Work with LLMS for a full year: The lessons you picked along the way

How do not mess with the construction of artificial intelligence (and saving time already)
We are in the era of artificial intelligence. Each company wants to add a kind of artificial intelligence feature to its products. LLMS (big language models) appear everywhere – some even build them. But while everyone jumps to the noise, I just want to share some things that I learned after working with LLMS through various projects during the past year.
1. Choose the right model for the right function
A big mistake I saw (and made) is the assumption that all LLMS is equal. They are not.
Some models have more knowledge about certain sites or fields (Gemini is great in some areas where Openai models do not work well). Some are good in thinking but slow. Others are fast but bad in critical thinking.
Each model has its own strengths. Use Openai GPT-4 for deep thinking tasks. Claude or Gemini use other areas depending on how to train it. Models such as Gemini Flash have been improved for speed, but they tend to skip deep thinking.
The bottom line: Do not use a single model for everything. Be intended. Try, test and choose the best in case of use.
2. Do not expect LLMS to do all the thinking
I used to believe that you can just throw a directed at LLM, and will do all heavy lifting.
For example, I was working on a project that users did where users chose their favorite teams, and the application had to create a course based on matches. Initially, I thought I could just send the entire list of matches to LLM and expect to choose the best and build the flight line. It did not succeed.
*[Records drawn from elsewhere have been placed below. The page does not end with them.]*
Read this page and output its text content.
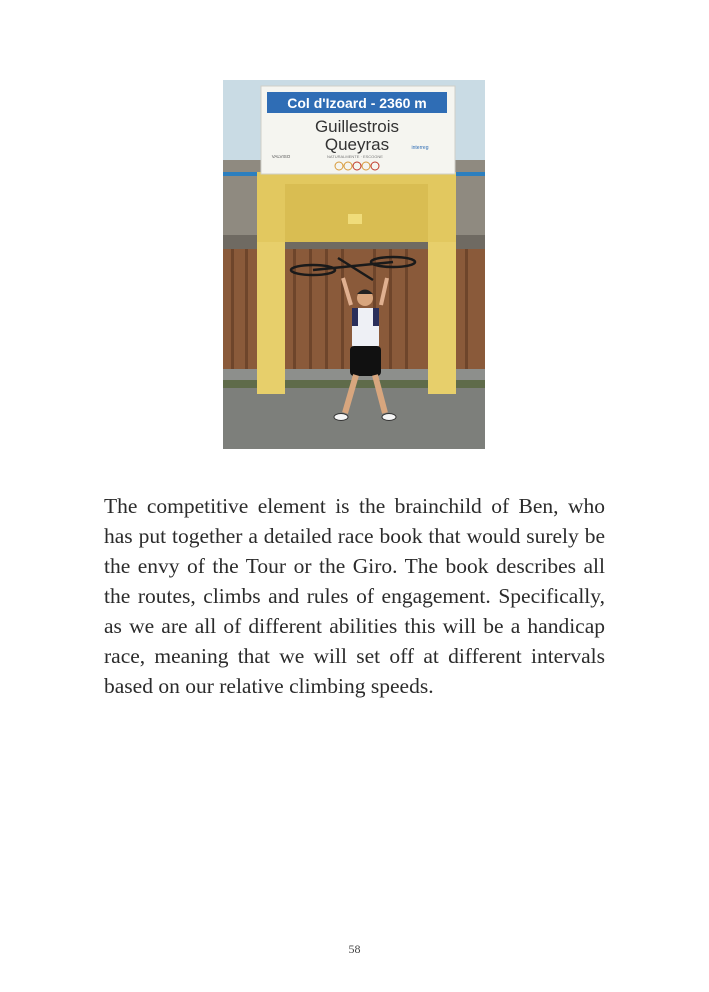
Col d'Izoard - 2360 m
Guillestrois
Queyras
VALVISO	NATURALMENTE · ESCOGNE
interreg

The competitive element is the brainchild of Ben, who has put together a detailed race book that would surely be the envy of the Tour or the Giro. The book describes all the routes, climbs and rules of engagement. Specifically, as we are all of different abilities this will be a handicap race, meaning that we will set off at different intervals based on our relative climbing speeds.

58
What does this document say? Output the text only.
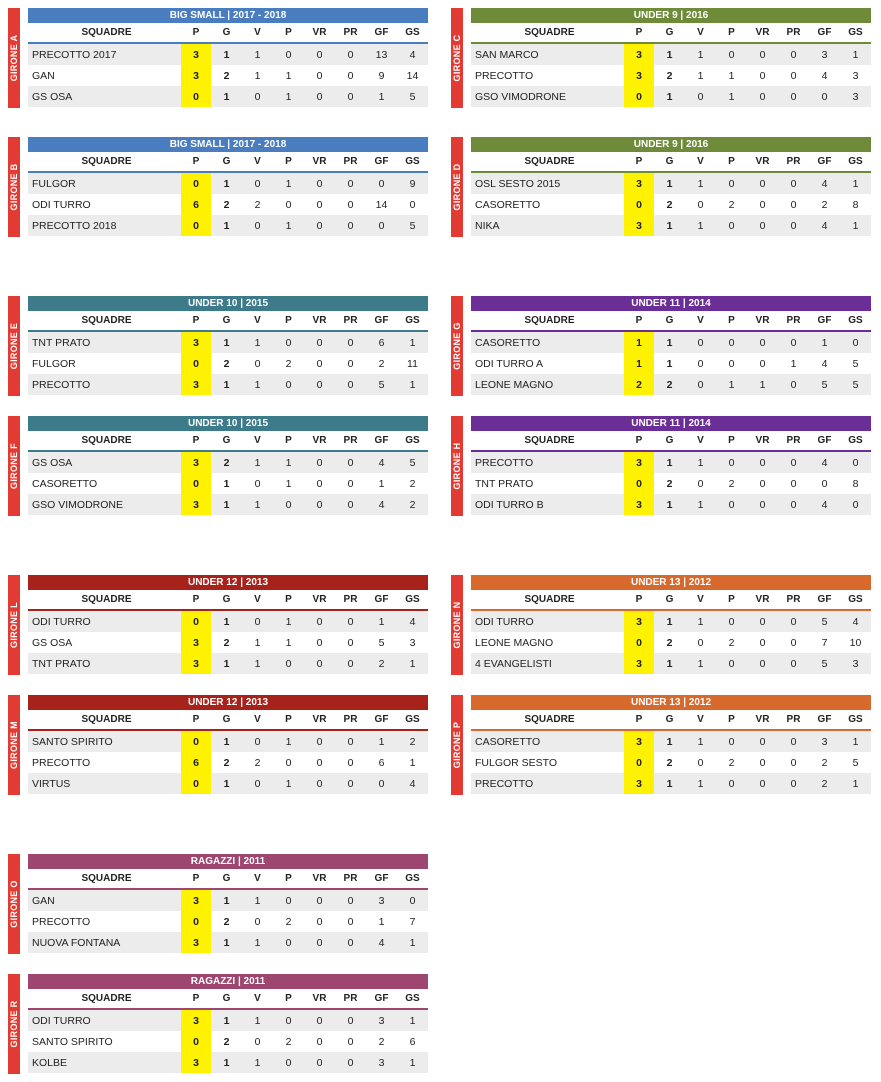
GIRONE A
BIG SMALL | 2017 - 2018
SQUADRE	P	G	V	P	VR	PR	GF	GS
PRECOTTO 2017	3	1	1	0	0	0	13	4
GAN	3	2	1	1	0	0	9	14
GS OSA	0	1	0	1	0	0	1	5
GIRONE C
UNDER 9 | 2016
SQUADRE	P	G	V	P	VR	PR	GF	GS
SAN MARCO	3	1	1	0	0	0	3	1
PRECOTTO	3	2	1	1	0	0	4	3
GSO VIMODRONE	0	1	0	1	0	0	0	3
GIRONE B
BIG SMALL | 2017 - 2018
SQUADRE	P	G	V	P	VR	PR	GF	GS
FULGOR	0	1	0	1	0	0	0	9
ODI TURRO	6	2	2	0	0	0	14	0
PRECOTTO 2018	0	1	0	1	0	0	0	5
GIRONE D
UNDER 9 | 2016
SQUADRE	P	G	V	P	VR	PR	GF	GS
OSL SESTO 2015	3	1	1	0	0	0	4	1
CASORETTO	0	2	0	2	0	0	2	8
NIKA	3	1	1	0	0	0	4	1
GIRONE E
UNDER 10 | 2015
SQUADRE	P	G	V	P	VR	PR	GF	GS
TNT PRATO	3	1	1	0	0	0	6	1
FULGOR	0	2	0	2	0	0	2	11
PRECOTTO	3	1	1	0	0	0	5	1
GIRONE G
UNDER 11 | 2014
SQUADRE	P	G	V	P	VR	PR	GF	GS
CASORETTO	1	1	0	0	0	0	1	0
ODI TURRO A	1	1	0	0	0	1	4	5
LEONE MAGNO	2	2	0	1	1	0	5	5
GIRONE F
UNDER 10 | 2015
SQUADRE	P	G	V	P	VR	PR	GF	GS
GS OSA	3	2	1	1	0	0	4	5
CASORETTO	0	1	0	1	0	0	1	2
GSO VIMODRONE	3	1	1	0	0	0	4	2
GIRONE H
UNDER 11 | 2014
SQUADRE	P	G	V	P	VR	PR	GF	GS
PRECOTTO	3	1	1	0	0	0	4	0
TNT PRATO	0	2	0	2	0	0	0	8
ODI TURRO B	3	1	1	0	0	0	4	0
GIRONE L
UNDER 12 | 2013
SQUADRE	P	G	V	P	VR	PR	GF	GS
ODI TURRO	0	1	0	1	0	0	1	4
GS OSA	3	2	1	1	0	0	5	3
TNT PRATO	3	1	1	0	0	0	2	1
GIRONE N
UNDER 13 | 2012
SQUADRE	P	G	V	P	VR	PR	GF	GS
ODI TURRO	3	1	1	0	0	0	5	4
LEONE MAGNO	0	2	0	2	0	0	7	10
4 EVANGELISTI	3	1	1	0	0	0	5	3
GIRONE M
UNDER 12 | 2013
SQUADRE	P	G	V	P	VR	PR	GF	GS
SANTO SPIRITO	0	1	0	1	0	0	1	2
PRECOTTO	6	2	2	0	0	0	6	1
VIRTUS	0	1	0	1	0	0	0	4
GIRONE P
UNDER 13 | 2012
SQUADRE	P	G	V	P	VR	PR	GF	GS
CASORETTO	3	1	1	0	0	0	3	1
FULGOR SESTO	0	2	0	2	0	0	2	5
PRECOTTO	3	1	1	0	0	0	2	1
GIRONE O
RAGAZZI | 2011
SQUADRE	P	G	V	P	VR	PR	GF	GS
GAN	3	1	1	0	0	0	3	0
PRECOTTO	0	2	0	2	0	0	1	7
NUOVA FONTANA	3	1	1	0	0	0	4	1
GIRONE R
RAGAZZI | 2011
SQUADRE	P	G	V	P	VR	PR	GF	GS
ODI TURRO	3	1	1	0	0	0	3	1
SANTO SPIRITO	0	2	0	2	0	0	2	6
KOLBE	3	1	1	0	0	0	3	1
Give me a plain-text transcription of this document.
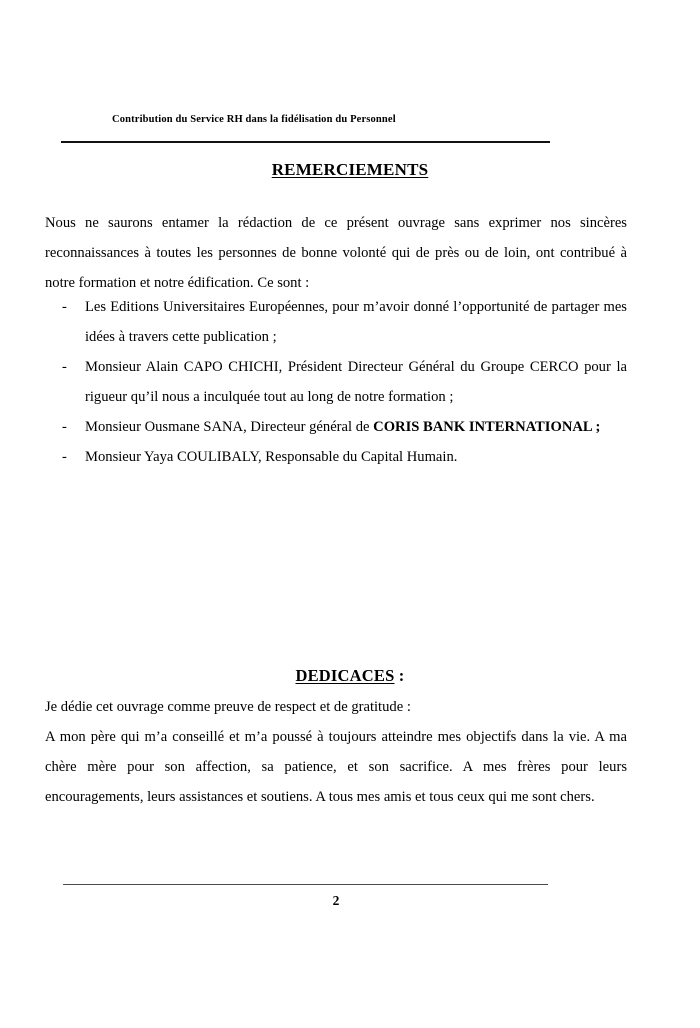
Contribution du Service RH dans la fidélisation du Personnel
REMERCIEMENTS

Nous ne saurons entamer la rédaction de ce présent ouvrage sans exprimer nos sincères reconnaissances à toutes les personnes de bonne volonté qui de près ou de loin, ont contribué à notre formation et notre édification. Ce sont :

- Les Editions Universitaires Européennes, pour m’avoir donné l’opportunité de partager mes idées à travers cette publication ;
- Monsieur Alain CAPO CHICHI, Président Directeur Général du Groupe CERCO pour la rigueur qu’il nous a inculquée tout au long de notre formation ;
- Monsieur Ousmane SANA, Directeur général de CORIS BANK INTERNATIONAL ;
- Monsieur Yaya COULIBALY, Responsable du Capital Humain.
DEDICACES :

Je dédie cet ouvrage comme preuve de respect et de gratitude :

A mon père qui m’a conseillé et m’a poussé à toujours atteindre mes objectifs dans la vie. A ma chère mère pour son affection, sa patience, et son sacrifice. A mes frères pour leurs encouragements, leurs assistances et soutiens. A tous mes amis et tous ceux qui me sont chers.

2
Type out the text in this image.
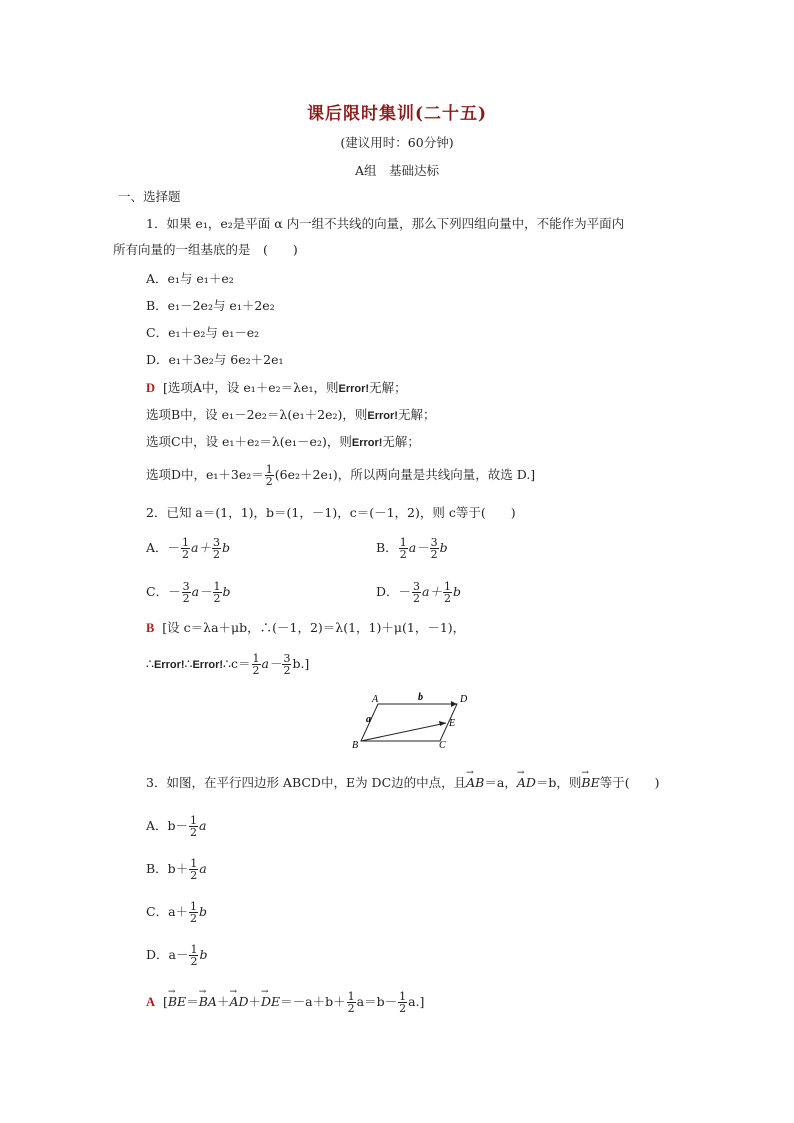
课后限时集训(二十五)
(建议用时：60分钟)
A组　基础达标
一、选择题
1．如果 e₁，e₂是平面 α 内一组不共线的向量，那么下列四组向量中，不能作为平面内
所有向量的一组基底的是　(　　)
A．e₁与 e₁＋e₂
B．e₁－2e₂与 e₁＋2e₂
C．e₁＋e₂与 e₁－e₂
D．e₁＋3e₂与 6e₂＋2e₁
D [选项A中，设 e₁＋e₂＝λe₁，则Error!无解；
选项B中，设 e₁－2e₂＝λ(e₁＋2e₂)，则Error!无解；
选项C中，设 e₁＋e₂＝λ(e₁－e₂)，则Error!无解；
选项D中，$e_1+3e_2= \frac{1}{2} (6e_2+2e_1)$，所以两向量是共线向量，故选 D.]
2．已知 a＝(1，1)，b＝(1，－1)，c＝(－1，2)，则 c等于(　　)
A．－ $\frac{1}{2} a+ \frac{3}{2}$ b	B． $\frac{1}{2} a- \frac{3}{2}$ b
C．－ $\frac{3}{2} a- \frac{1}{2}$ b	D．－ $\frac{3}{2} a+ \frac{1}{2}$ b
B [设 c＝λa＋μb，∴(－1，2)＝λ(1，1)＋μ(1，－1)，
∴Error!∴Error!∴c＝ $\frac{1}{2} a- \frac{3}{2} b$.]
A	D
E
B	C
b
a
3．如图，在平行四边形 ABCD中，E为 DC边的中点，且→ AB＝a，→ AD＝b，则→ BE等于(　　)
A．$b- \frac{1}{2}$ a
B．$b+ \frac{1}{2}$ a
C．$a+ \frac{1}{2}$ b
D．$a- \frac{1}{2}$ b
A [→ $BE=\to BA+\to AD+\to DE=-a+b+ \frac{1}{2} a=b- \frac{1}{2} a$.]
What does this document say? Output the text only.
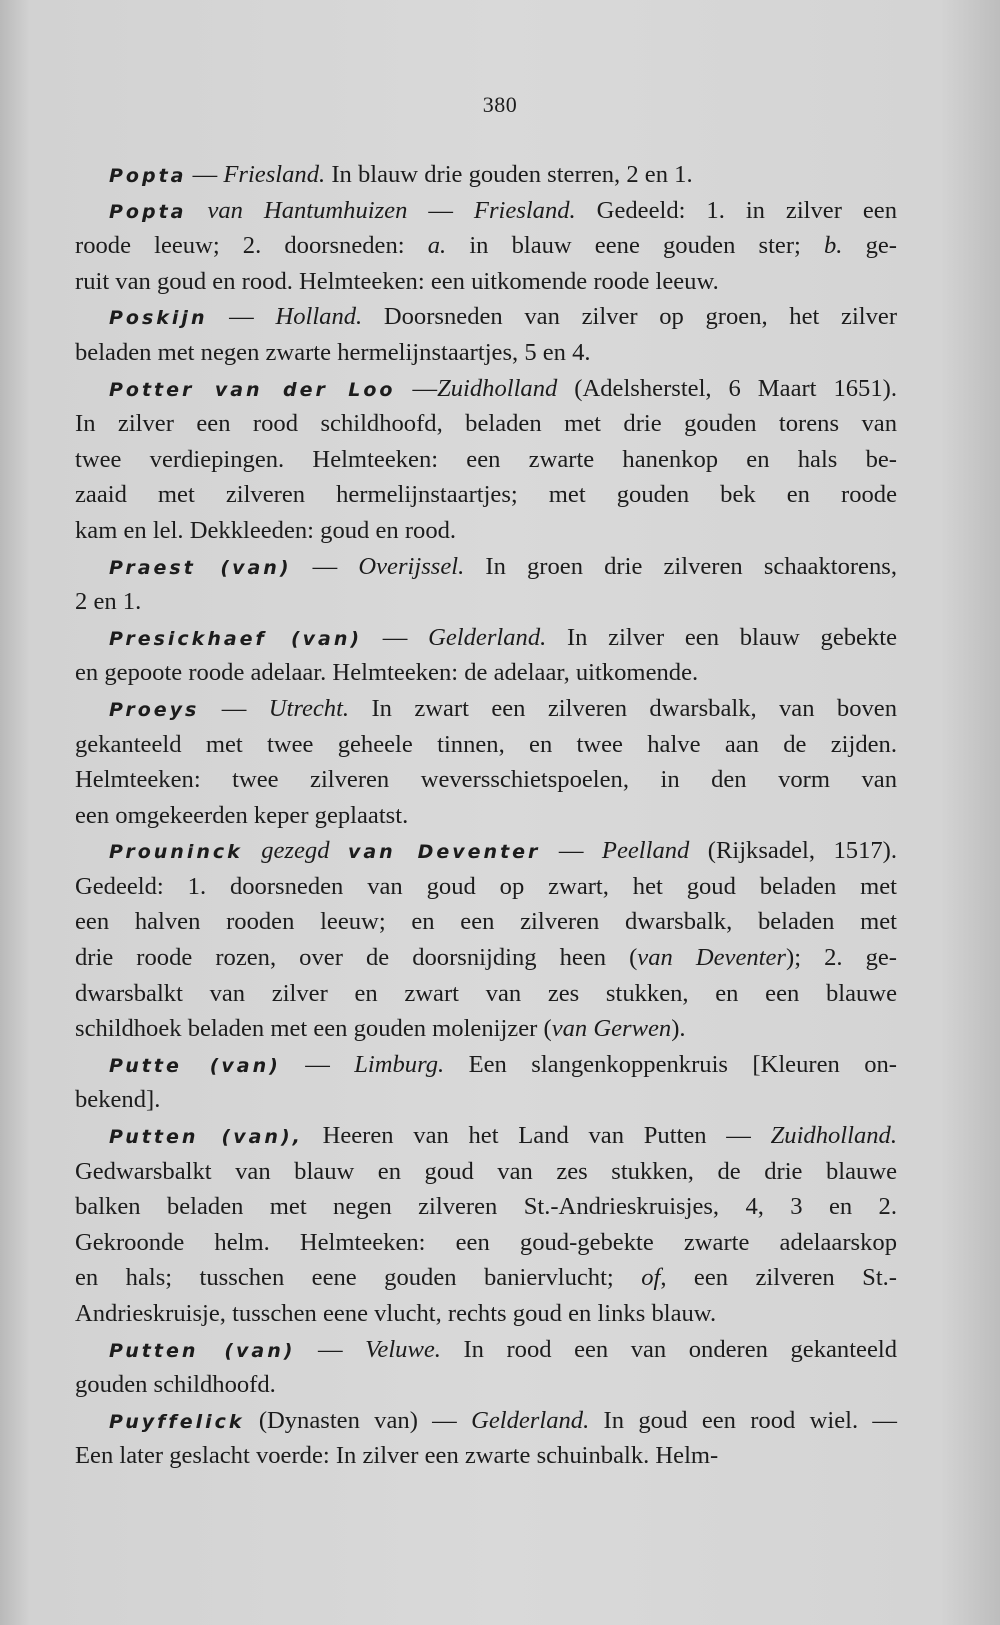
380
Popta — Friesland. In blauw drie gouden sterren, 2 en 1.
Popta van Hantumhuizen — Friesland. Gedeeld: 1. in zilver een
roode leeuw; 2. doorsneden: a. in blauw eene gouden ster; b. ge-
ruit van goud en rood. Helmteeken: een uitkomende roode leeuw.
Poskijn — Holland. Doorsneden van zilver op groen, het zilver
beladen met negen zwarte hermelijnstaartjes, 5 en 4.
Potter van der Loo —Zuidholland (Adelsherstel, 6 Maart 1651).
In zilver een rood schildhoofd, beladen met drie gouden torens van
twee verdiepingen. Helmteeken: een zwarte hanenkop en hals be-
zaaid met zilveren hermelijnstaartjes; met gouden bek en roode
kam en lel. Dekkleeden: goud en rood.
Praest (van) — Overijssel. In groen drie zilveren schaaktorens,
2 en 1.
Presickhaef (van) — Gelderland. In zilver een blauw gebekte
en gepoote roode adelaar. Helmteeken: de adelaar, uitkomende.
Proeys — Utrecht. In zwart een zilveren dwarsbalk, van boven
gekanteeld met twee geheele tinnen, en twee halve aan de zijden.
Helmteeken: twee zilveren weversschietspoelen, in den vorm van
een omgekeerden keper geplaatst.
Prouninck gezegd van Deventer — Peelland (Rijksadel, 1517).
Gedeeld: 1. doorsneden van goud op zwart, het goud beladen met
een halven rooden leeuw; en een zilveren dwarsbalk, beladen met
drie roode rozen, over de doorsnijding heen (van Deventer); 2. ge-
dwarsbalkt van zilver en zwart van zes stukken, en een blauwe
schildhoek beladen met een gouden molenijzer (van Gerwen).
Putte (van) — Limburg. Een slangenkoppenkruis [Kleuren on-
bekend].
Putten (van), Heeren van het Land van Putten — Zuidholland.
Gedwarsbalkt van blauw en goud van zes stukken, de drie blauwe
balken beladen met negen zilveren St.-Andrieskruisjes, 4, 3 en 2.
Gekroonde helm. Helmteeken: een goud-gebekte zwarte adelaarskop
en hals; tusschen eene gouden baniervlucht; of, een zilveren St.-
Andrieskruisje, tusschen eene vlucht, rechts goud en links blauw.
Putten (van) — Veluwe. In rood een van onderen gekanteeld
gouden schildhoofd.
Puyffelick (Dynasten van) — Gelderland. In goud een rood wiel. —
Een later geslacht voerde: In zilver een zwarte schuinbalk. Helm-
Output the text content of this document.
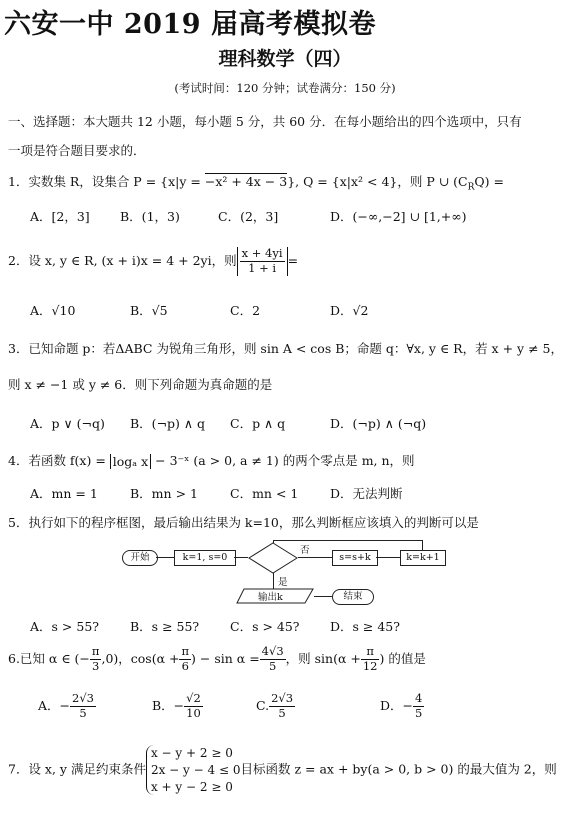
六安一中 2019 届高考模拟卷
理科数学（四）
(考试时间：120 分钟；试卷满分：150 分)
一、选择题：本大题共 12 小题，每小题 5 分，共 60 分．在每小题给出的四个选项中，只有
一项是符合题目要求的．
1．实数集 R，设集合 P = {x|y = −x² + 4x − 3}, Q = {x|x² < 4}，则 P ∪ $(C_RQ)$ =
A．[2，3] B．(1，3)	C．(2，3]	D．(−∞,−2] ∪ [1,+∞)
2．设 x, y ∈ R, (x + i)x = 4 + 2yi，则 $\frac{x + 4yi}{1 + i}$ =
A．√10	B．√5	C．2	D．√2
3．已知命题 p：若ΔABC 为锐角三角形，则 sin A < cos B；命题 q：∀x, y ∈ R，若 x + y ≠ 5，
则 x ≠ −1 或 y ≠ 6．则下列命题为真命题的是
A．p ∨ (¬q) B．(¬p) ∧ q C．p ∧ q	D．(¬p) ∧ (¬q)
4．若函数 f(x) = logₐ x − 3⁻ˣ (a > 0, a ≠ 1) 的两个零点是 m, n，则
A．mn = 1	B．mn > 1	C．mn < 1	D．无法判断
5．执行如下的程序框图，最后输出结果为 k=10，那么判断框应该填入的判断可以是
开始	k=1, s=0
否
s=s+k	k=k+1
是
输出k	结束
A．s > 55? B．s ≥ 55? C．s > 45? D．s ≥ 45?
6.已知 α ∈ (− $\frac{\pi}{3} ,0$)，$\cos(\alpha + \frac{\pi}{6}$ ) − $\sin \alpha = \frac{4√3}{5}$ ，则 $\sin(\alpha + \frac{\pi}{12}$ ) 的值是
A．− $\frac{2√3}{5}$	B．− $\frac{√2}{10}$	C. $\frac{2√3}{5}$	D．− $\frac{4}{5}$
7．设 x, y 满足约束条件
x − y + 2 ≥ 0
2x − y − 4 ≤ 0
x + y − 2 ≥ 0
目标函数 z = ax + by(a > 0, b > 0) 的最大值为 2，则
He was slow, chaotic and unreliable.
So I changed the approach: the system chooses the right match first, then only passes the relevant match to LLM to create the flight line. This is better.
lesson? Let your application deal with logic. Use llms to create things, not to self -report. They are wonderful in the language. Not always great in logic, at least now.
3. Give each agent one responsibility
Try to make one LLM to do multiple functions is a recipe for confusion.
In one of my projects, I had an honorable agent who sent messages to various specialized agents based on the input of the user. Initially, I added a lot of logic to this – the context of treatment, knowledge of follow -up, determination of continuity, etc.
Therefore, I divided it. I moved some logic (such as the continuity of the thread) outside and kept the supervisor focusing only on the guidance. After that, things became more stable.
lesson: Do not overload your agents. Maintaining one responsibility for each agent. This helps reduce hallucinations and improves reliability.
4. Cumin is inevitable – use broadcasting
LLMS which is good in thinking is usually slow. This is the reality now. Some models such as GPT-4 or Claude 2 take their time, especially with complex claims. You cannot completely get rid of the delay, but you can make him feel better for the user.
One way to do this? The output is as created. Most LLM APIS supports text transfer, allowing you to start sending partial responses – even the sentence depending on the sentence – while the rest is still processing.
In my applications, I broadcast everything ready for the customer as soon as it is available. It gives users a sense of progress, even if the full result takes a little longer.
lesson: You cannot avoid cumin, but you can hide it. Early flow, partial output often a big difference in the perceived speed.
5. You can provide you with careful control time (and symbols)
People often avoid their polish because it looks complicated or costly. But in some cases, it actually provides a lot.
If your claims need to include the same structure or context each time and does not help the cache, then you spend the distinctive symbols and time. Instead, just set the form with this structure. Next, you don’t need to pass the same example every time – he only knows what to do.
But be careful: Do not turn on data that change frequently, such as flights or prices. You will end up teaching the form old information. Setting works better when logic and coordination are stable.
lesson: Adjust it when things are consistent – not when they change constantly. It saves the long -term effort and leads to faster and cheaper claims.
Final ideas
Work with LLMS not only about claims and application programming interface. It comes to architecture, performance and clarity, and most importantly, knowing what can be expected (and what cannot be expected) of these models.
I hope this helps someone build the following artificial intelligence feature.